Selon Yun Young-ho, le mouvement a apporté depuis la fin des années 2010 un soutien financier ou matériel à plusieurs responsables politiques du Parti démocrate et de ce qui est aujourd’hui le principal parti d’opposition, le Parti du pouvoir populaire (PPP). L’ampleur des révélations a poussé le Bureau national d’enquête (NOI) à former une équipe spécialement chargée de cette affaire qui a déjà conduit l’ancien président du groupe parlementaire du PPP devant les tribunaux.

Les enquêtes ont par ailleurs révélé que 3 500 membres de la secte Moon ont adhéré au PPP entre octobre 2022 et mars 2023. Il s’agissait de peser dans la course à la présidence du parti mais aussi de s’attirer des soutiens dans la perspective des législatives de 2024, finalement perdues par le PPP.

Pays de plus en plus laïque

La gravité du scandale, qui n’épargne aucun parti, a poussé l’actuel président, le démocrate Lee Jae-myung, à appeler le 9 décembre à « une enquête rigoureuse sur les liens illégaux présumés entre le groupe religieux et des politiciens, qu’ils soient de l’opposition ou de la majorité ». M. Lee a également expliqué que toute organisation religieuse « devrait être dissoute si elle se livrait à des activités contraires à la Constitution ou à la loi ».

Le président a rappelé que le Japon avait pris une décision similaire. La justice japonaise a ordonné en mars la dissolution de la branche nippone de l’Eglise de l’unification pour son implication dans le scandale de caisses noires du Parti libéral démocrate, le PLD au pouvoir.

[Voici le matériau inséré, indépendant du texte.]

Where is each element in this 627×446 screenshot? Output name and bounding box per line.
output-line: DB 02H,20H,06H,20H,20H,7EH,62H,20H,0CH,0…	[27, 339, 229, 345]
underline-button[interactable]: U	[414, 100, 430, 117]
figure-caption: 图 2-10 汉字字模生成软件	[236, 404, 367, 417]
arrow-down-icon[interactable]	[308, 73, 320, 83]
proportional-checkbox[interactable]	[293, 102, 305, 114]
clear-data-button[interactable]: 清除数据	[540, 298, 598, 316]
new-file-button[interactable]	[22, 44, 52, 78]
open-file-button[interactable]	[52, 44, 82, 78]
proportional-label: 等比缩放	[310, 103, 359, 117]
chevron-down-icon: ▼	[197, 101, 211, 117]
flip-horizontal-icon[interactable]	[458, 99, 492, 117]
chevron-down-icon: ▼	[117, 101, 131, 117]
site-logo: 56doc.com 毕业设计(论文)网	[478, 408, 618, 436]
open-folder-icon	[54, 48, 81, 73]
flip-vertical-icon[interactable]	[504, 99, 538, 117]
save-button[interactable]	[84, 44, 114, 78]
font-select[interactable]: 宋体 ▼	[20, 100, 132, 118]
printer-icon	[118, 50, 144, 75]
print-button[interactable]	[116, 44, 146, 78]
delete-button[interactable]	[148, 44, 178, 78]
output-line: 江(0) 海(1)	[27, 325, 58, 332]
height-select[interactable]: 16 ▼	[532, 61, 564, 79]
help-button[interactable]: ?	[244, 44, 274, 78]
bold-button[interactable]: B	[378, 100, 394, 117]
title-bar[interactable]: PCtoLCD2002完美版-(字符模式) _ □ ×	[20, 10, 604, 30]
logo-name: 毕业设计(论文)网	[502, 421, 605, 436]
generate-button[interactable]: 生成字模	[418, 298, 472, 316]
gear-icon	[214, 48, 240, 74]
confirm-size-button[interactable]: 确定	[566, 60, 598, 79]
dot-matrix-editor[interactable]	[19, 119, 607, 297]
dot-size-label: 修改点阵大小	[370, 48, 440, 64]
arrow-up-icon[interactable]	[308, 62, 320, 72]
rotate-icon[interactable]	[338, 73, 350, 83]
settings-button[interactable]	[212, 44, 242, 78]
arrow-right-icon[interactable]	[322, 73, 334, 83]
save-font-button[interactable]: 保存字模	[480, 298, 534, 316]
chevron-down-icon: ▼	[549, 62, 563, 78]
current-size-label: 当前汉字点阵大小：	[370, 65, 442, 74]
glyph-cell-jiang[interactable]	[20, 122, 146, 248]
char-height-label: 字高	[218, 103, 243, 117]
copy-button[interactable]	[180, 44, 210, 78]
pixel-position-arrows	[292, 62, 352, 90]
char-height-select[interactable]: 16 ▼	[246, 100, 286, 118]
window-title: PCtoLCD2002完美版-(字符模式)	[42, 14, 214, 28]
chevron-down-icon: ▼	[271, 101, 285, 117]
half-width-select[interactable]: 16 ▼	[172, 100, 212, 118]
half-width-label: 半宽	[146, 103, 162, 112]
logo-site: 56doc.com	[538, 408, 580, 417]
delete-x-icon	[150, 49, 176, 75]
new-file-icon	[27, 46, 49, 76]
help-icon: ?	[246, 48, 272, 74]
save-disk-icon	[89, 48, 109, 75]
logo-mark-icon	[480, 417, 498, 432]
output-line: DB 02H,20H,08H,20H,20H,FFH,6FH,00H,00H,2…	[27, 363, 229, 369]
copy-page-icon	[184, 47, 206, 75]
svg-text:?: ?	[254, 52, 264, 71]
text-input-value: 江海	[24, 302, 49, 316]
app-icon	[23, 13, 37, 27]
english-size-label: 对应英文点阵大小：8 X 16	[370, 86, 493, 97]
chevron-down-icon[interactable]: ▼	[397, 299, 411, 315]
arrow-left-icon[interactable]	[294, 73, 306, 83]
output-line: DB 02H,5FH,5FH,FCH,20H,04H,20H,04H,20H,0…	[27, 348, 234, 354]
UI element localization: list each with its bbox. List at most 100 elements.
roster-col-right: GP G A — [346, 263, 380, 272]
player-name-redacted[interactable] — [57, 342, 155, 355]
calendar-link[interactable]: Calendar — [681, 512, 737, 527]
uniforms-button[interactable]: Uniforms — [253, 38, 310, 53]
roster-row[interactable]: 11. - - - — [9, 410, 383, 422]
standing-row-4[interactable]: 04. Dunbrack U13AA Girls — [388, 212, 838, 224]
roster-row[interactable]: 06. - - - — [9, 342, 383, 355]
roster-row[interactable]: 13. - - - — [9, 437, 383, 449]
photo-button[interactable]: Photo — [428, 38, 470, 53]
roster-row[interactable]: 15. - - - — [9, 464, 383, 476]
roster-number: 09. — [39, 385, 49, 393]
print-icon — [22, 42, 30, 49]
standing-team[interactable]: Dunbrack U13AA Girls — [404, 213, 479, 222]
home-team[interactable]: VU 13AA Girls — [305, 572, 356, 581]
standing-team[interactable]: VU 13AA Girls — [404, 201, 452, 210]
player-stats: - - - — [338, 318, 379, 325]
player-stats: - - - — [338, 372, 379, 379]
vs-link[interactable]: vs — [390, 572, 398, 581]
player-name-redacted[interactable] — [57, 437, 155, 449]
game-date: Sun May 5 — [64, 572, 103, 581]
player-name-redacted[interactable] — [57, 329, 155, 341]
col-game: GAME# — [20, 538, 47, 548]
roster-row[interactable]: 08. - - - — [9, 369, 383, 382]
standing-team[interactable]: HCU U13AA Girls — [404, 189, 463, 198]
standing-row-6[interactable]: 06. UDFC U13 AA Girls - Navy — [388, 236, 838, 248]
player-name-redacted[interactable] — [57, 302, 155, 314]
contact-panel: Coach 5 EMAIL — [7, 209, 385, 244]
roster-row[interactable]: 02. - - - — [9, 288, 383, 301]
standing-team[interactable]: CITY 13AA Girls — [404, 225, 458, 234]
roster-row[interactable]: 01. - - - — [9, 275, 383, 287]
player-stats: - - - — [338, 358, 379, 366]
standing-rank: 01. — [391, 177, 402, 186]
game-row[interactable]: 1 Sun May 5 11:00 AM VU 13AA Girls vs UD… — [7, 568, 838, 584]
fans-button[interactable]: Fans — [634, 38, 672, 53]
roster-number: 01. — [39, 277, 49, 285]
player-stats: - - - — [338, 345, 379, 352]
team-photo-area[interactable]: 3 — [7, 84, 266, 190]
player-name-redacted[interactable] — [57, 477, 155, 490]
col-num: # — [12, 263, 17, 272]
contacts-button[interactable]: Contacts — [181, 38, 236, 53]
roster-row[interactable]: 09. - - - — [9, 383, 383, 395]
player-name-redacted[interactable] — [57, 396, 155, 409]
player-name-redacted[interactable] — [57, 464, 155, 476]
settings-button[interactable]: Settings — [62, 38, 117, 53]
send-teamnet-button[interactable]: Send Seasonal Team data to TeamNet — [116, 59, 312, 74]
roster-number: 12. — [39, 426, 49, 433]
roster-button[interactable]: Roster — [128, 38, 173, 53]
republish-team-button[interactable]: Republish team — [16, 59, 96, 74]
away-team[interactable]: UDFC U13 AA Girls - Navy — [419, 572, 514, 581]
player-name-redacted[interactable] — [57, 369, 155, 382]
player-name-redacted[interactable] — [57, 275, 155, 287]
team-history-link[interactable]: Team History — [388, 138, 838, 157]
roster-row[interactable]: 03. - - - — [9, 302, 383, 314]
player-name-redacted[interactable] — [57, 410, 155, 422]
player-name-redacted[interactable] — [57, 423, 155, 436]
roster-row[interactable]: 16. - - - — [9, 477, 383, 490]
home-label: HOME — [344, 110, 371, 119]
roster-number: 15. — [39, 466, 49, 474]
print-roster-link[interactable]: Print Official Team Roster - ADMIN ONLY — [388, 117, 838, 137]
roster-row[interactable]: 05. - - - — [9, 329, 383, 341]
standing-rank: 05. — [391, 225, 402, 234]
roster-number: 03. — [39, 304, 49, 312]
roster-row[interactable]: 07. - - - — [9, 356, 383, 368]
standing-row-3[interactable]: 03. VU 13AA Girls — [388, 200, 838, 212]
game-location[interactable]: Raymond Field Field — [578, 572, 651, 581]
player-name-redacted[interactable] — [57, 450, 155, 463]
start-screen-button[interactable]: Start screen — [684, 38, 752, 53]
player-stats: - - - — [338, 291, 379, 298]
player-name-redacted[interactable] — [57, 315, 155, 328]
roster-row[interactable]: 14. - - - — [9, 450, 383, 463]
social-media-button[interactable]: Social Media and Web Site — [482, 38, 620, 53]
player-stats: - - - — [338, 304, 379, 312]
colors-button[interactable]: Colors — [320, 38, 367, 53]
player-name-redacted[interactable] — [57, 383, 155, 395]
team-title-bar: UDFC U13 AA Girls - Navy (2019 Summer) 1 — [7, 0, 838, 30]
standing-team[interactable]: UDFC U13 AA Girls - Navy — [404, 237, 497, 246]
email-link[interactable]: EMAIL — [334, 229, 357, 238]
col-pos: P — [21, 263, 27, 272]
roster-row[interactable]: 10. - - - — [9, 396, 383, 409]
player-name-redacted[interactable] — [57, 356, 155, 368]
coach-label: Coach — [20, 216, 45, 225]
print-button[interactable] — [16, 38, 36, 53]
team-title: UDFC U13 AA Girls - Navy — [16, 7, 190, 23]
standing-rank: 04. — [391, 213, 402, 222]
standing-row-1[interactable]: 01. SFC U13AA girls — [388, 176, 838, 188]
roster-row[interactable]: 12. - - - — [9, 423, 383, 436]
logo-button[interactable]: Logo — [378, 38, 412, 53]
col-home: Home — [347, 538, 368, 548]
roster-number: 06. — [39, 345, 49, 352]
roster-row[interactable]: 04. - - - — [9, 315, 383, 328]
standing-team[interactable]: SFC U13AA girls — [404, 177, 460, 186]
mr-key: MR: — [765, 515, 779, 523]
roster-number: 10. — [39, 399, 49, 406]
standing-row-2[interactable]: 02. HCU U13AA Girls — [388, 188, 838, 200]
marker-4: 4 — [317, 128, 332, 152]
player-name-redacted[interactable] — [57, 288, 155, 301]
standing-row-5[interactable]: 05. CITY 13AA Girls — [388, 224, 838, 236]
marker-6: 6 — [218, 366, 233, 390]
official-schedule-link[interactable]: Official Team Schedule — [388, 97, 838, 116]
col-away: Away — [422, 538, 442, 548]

L’affaire avait éclaté après l’assassinat en 2022 de l’ancien premier ministre Shinzo Abe (2012-2020) par Tetsuya Yamagami, dont la famille a été ruinée par l’ampleur des dons consentis par sa mère à la secte Moon. M. Abe avait des liens avec l’Eglise.

La Corée du Sud a une longue tradition de responsables politiques courtisant les groupes religieux, des puissantes Eglises protestantes aux mouvements locaux formés par des messies autoproclamés. L’ancien président, le conservateur Lee Myung-bak (2008-2013) avait accordé d’importants avantages à l’Eglise presbytérienne Somang, dont il était un fidèle.

Dans une Corée du Sud de plus en plus laïque, les groupes religieux exercent une influence politique qui peut sembler disproportionnée. La secte Moon ne compte que 150 000 à 200 000 membres dans ce pays et 52 % des Coréens se disent sans religion, une part en hausse, surtout chez les jeunes. Les mouvements religieux bénéficient d’exonérations fiscales et de subventions publiques. Pour les responsables politiques, le soutien d’une église permet de mobiliser ses membres en masse, et ainsi de peser sur les élections. « Il y a un intérêt commun au rapprochement entre ces églises et les responsables politiques. Les élus sont confrontés à la nature limitée de leur pouvoir, et les groupes religieux craignent de perdre leur influence dans une société de plus en plus laïque », observe Song Jae-ryong, sociologue des religions à l’université Kyung Hee. A condition de rester dans les limites de la loi.